All in One diapers. An All In One (AIO) diaper is exactly like a disposable diaper, only it is washed instead of thrown away. The AIO has everything you need - the waterproof layer on the outside and the moisture absorbing material on the inside - all in one diaper. These diapers are the diaper of choice for babysitters, daycare, or grandparents. However, they do have their drawbacks. They are the most expensive type of diaper you can buy, and they can be hard to wash and dry.


Most cloth diapers require the use of a cover. Like diapers, there are many cover options available on the market today. They come in three main materials and in two main styles.

Styles. Diaper covers come in two styles - pull-on pants or wraps. The pull-on pants are just like they sound - little waterproof pants that are pulled on like shorts. The main drawback to pull-on pants is that if they get poop on them, it can be difficult to remove the pants without spreading the poop all over. Wrap covers fasten together in the front or on the sides with hook-and-loop or snaps. They go on like a disposable diaper (and like a fitted diaper), which many cloth diapering families find to be easier.

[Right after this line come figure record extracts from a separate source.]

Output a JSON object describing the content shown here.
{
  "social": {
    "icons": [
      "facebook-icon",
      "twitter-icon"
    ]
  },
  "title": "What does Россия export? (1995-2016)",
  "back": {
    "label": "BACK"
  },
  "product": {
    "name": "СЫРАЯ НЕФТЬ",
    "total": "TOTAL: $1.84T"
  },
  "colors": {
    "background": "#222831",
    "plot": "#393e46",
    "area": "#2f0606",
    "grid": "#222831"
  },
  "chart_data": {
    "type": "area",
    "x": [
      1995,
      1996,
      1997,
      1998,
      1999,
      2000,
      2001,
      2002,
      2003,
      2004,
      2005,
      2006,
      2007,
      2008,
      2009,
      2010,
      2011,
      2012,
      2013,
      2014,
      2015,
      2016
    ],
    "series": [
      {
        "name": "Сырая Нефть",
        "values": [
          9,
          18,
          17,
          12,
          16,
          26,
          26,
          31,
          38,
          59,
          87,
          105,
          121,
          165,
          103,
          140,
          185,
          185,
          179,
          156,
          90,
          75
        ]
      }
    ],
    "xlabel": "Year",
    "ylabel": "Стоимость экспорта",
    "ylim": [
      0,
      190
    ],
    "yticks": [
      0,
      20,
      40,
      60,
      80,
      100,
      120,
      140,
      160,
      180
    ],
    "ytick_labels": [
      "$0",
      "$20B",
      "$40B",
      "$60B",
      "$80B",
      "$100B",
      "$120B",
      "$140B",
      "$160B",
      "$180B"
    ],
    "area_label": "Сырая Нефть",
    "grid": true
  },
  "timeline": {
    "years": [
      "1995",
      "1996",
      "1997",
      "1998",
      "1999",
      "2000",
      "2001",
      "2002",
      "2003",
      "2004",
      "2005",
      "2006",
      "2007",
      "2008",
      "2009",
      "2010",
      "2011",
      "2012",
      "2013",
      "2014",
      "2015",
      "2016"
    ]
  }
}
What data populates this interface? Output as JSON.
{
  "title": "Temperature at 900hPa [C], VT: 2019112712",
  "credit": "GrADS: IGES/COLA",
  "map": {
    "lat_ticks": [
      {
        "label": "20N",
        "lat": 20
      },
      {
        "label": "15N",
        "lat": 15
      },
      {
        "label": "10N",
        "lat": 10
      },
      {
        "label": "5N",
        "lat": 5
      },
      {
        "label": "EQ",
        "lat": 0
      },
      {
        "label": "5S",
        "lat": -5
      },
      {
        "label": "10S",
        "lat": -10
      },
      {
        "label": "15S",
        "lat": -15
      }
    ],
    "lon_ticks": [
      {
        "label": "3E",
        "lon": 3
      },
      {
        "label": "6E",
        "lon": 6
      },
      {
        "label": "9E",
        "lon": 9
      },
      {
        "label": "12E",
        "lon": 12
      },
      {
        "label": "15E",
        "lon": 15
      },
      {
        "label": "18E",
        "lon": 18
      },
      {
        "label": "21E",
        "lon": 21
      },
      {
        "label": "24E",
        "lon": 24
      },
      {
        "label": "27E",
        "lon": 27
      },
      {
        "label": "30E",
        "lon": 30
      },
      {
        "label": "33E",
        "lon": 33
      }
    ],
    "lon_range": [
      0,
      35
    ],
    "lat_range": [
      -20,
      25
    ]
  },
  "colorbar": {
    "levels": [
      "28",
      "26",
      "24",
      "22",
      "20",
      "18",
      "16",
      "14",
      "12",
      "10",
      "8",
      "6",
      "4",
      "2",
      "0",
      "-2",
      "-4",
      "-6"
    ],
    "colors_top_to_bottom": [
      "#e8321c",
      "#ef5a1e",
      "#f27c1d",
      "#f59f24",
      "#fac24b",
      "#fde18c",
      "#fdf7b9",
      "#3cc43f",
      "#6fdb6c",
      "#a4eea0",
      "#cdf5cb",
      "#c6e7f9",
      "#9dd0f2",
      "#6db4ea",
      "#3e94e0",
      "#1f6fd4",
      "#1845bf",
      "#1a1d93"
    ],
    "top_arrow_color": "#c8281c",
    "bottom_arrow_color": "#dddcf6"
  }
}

Materials. Diaper covers come in three main materials - PUL, fleece, and wool. Polyurethane Laminate (PUL) is fabric that has been laminated with polyurethane to make it waterproof. Unlike the plastic pants of a generation ago, PUL is softer, somewhat breathable, and far less "plastic" feeling. They don't crinkle like plastic pants did, either! Fleece makes a great fabric for diaper covers, as well. Certain types of fleece are naturally water-repellent. Fleece is soft and breathable, allowing air to circulate to your baby's bottom. However, fleece can wick if compressed, such as in a tight-fitting onesie or in a car seat. Wool is naturally water-repellent and is also anti-microbial, which makes it ideal for diaper covers. Wool is also breathable, and the wool used for diaper covers is not hot or scratchy.


It doesn't end with diapers! Take a look at the variety of accessories available to complete your cloth diapering layette.

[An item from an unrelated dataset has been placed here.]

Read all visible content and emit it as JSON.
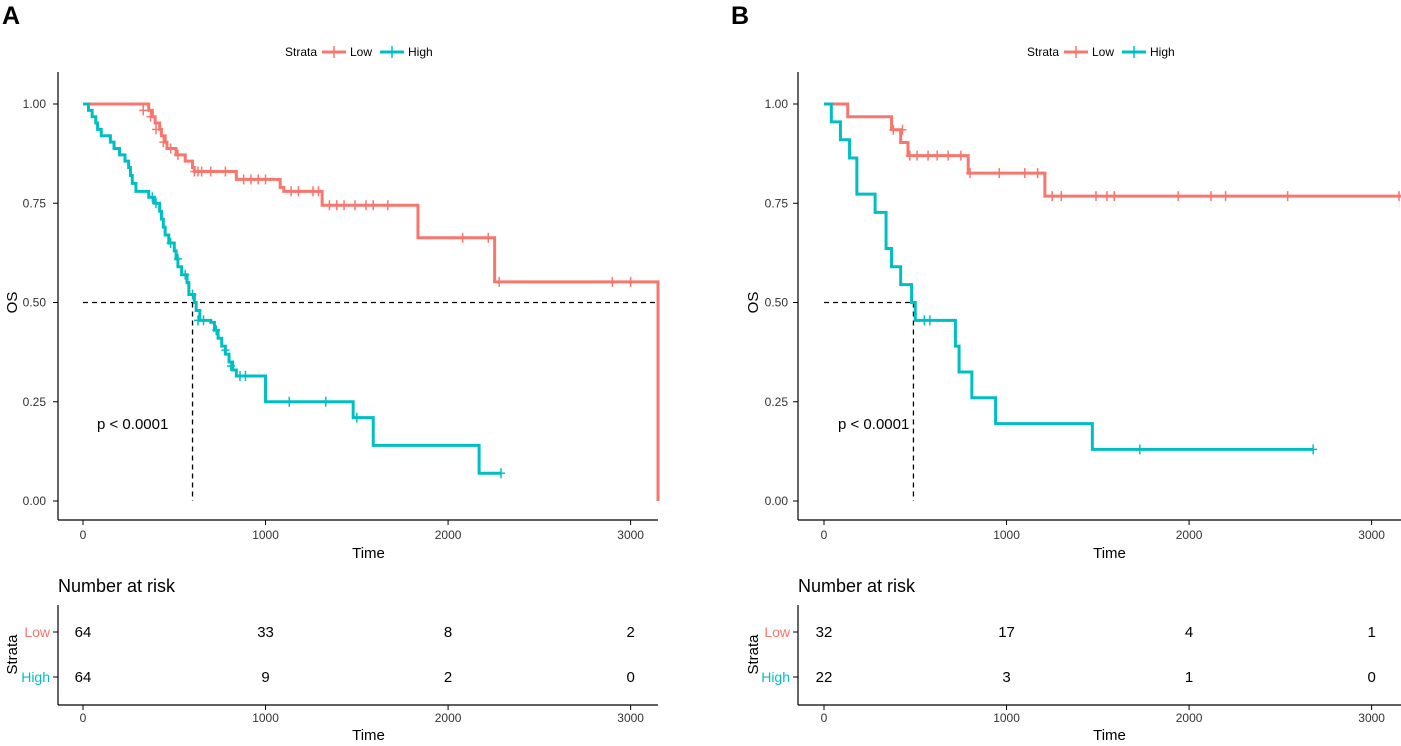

Cloth wipes. If you've chosen cloth for your diapers, it only makes sense to choose cloth for your wipes, as well. Cloth wipes are available in many materials and most are made to fit into standard wipe containers. As an added bonus, you can make your own wipe solution, or simply use water, so your baby isn't exposed to the harsh chemicals found in disposable wipes.

Liners. Moisture-wicking liners are a great purchase, especially for parents whose babies have sensitive skin. These liners, usually made of a special kind of fleece, are meant to be placed on top of the diaper, next to baby's skin. They wick the moisture through but stay dry on top, keeping baby's skin feeling drier.

Snappi fasteners. These diaper fasteners are the modern-day replacement for diaper pins. A snappi fastener is made of stretchy plastic shaped like a "T" with short plastic hooks on all three ends. The hooks hold the diaper in place so mommy doesn't have to worry about sticking the baby (or herself) with pins.


Cloth diapers can be purchased from a variety of places. First, though, it's important to note where you do NOT want to purchase diapers. You do not want to purchase diapers from any of the major chain stores. The diapers they sell are meant to be used as burp cloths and are not absorbent enough for use as actual diapers. Some cities have stores that sell cloth diapers - these are usually specialty stores that focus on the natural parenting market. Try looking in the yellow pages under "cloth diapers."

Usually, however, you'll be buying your diapers online. Online auction sites such as Ebay, KiddyBids, and WAHMChicks are excellent sources for both new and used diapers. Additionally, there are many online retailers of name-brand cloth diapers and hundreds of work at home mom-owned websites selling handmade diapers. Simply do an internet search for "cloth diapers" and scroll through the list that comes up.